NIPPLE SPARING MASTECTOMY
This surgery is performed on small or medium-sized breasts with preservation of the areola and nipple, placing a tissue expander or a permanent implant. In the case of permanent implant placement, the surgery is done at the same time, avoiding a second procedure. In this case, a quick biopsy is done behind the nipple to make sure there is no cancer in that area. The choice of technique depends on the woman’s body type.
BILATERAL MASTECTOMY WITH BREAST RECONSTRUCTION
It is the mastectomy performed in case BRCA1/BRCA2 gene mutations are found. Prophylactic mastectomy is the only method that can significantly reduce the risk of breast cancer. It is estimated that prophylactic mastectomy can reduce the risk of breast cancer by 90-100% if the surgery is performed by a specialized breast surgeon with total removal of the mammary gland.

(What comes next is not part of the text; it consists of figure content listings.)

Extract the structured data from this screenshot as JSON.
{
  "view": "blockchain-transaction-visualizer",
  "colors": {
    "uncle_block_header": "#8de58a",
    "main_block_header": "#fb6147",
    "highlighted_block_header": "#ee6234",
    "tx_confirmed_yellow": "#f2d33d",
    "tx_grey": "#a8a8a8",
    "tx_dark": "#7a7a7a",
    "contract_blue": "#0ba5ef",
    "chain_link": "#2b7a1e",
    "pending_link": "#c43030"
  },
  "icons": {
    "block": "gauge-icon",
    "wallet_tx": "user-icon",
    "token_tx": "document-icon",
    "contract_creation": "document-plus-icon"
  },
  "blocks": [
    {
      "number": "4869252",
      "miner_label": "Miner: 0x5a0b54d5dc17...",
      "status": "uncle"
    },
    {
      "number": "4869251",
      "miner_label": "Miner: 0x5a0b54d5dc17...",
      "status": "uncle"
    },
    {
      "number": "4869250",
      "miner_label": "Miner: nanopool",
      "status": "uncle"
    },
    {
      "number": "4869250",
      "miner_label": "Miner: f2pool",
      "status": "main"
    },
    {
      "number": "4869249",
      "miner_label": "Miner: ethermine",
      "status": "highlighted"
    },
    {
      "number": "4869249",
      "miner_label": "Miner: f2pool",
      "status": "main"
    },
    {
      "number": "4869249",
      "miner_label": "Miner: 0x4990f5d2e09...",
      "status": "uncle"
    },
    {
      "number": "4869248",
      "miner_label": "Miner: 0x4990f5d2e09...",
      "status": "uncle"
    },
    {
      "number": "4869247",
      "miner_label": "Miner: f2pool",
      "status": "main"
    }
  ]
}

The surgeries that can be performed are skin sparing or nipple sparing mastectomy with immediate reconstruction in the same surgery or with the use of tissue expanders. A sentinel lymph node biopsy is not performed in prophylactic mastectomy.
BREAST RECONSTRUCTION WITH AUTOLOGOUS TISSUES
Breast reconstruction with autologous tissues (flaps) after mastectomy is done without the use of implants, but by ‘transferring’ the tissues of the same patient from various parts of the body to the breast. Flaps can be stalked or free vascularized. In the free flaps, with the help of a microscope, the vessels of the donor area (e.g. the abdominal area, buttock) are anastomosed and sutured with the recipient area of the breast, in the internal mammary or thoracic vessels.
There are many autologous tissue repair techniques such as:
TRAM (transverse rectus abdominis flap)
Latissimus dorsi from the dorsal region
DIEP (deep inferior epigastric artery perforator flap)
SIEP (superficial inferior epigastric artery flap)
IGAP (inferior gluteal artery flap)
TUG (transverse upper gracilis flap)
The disadvantage of this operation is the long operation (6-7 hours).
SENTINEL LYMPH NODE BIOPSY USING ADVANCED TECHNIQUES
The sentinel lymph node in breast cancer is the first lymph node to receive lymph from the affected area of the breast and the first cancer cells, when they are detached from the tumor.
The techniques used by Dr. Galanou are the following:
S.N.O.L.L (modified sentinel node and occult lesion localization technique)
It is done by injecting an isotope (nanocolloidal radiotracer) in cases where we have non-palpable tumors. With the same method, we locate the non-palpable tumor and the sentinel lymph node at the same time.
ARMPIT LYMPH NODE CLEANING
It is the removal of the lymph nodes of the axillary cavity when the biopsy of the sentinel lymph node is positive for metastasis or when preoperatively we have infiltrated lymph nodes. A drainage tube is placed during surgery for a few days.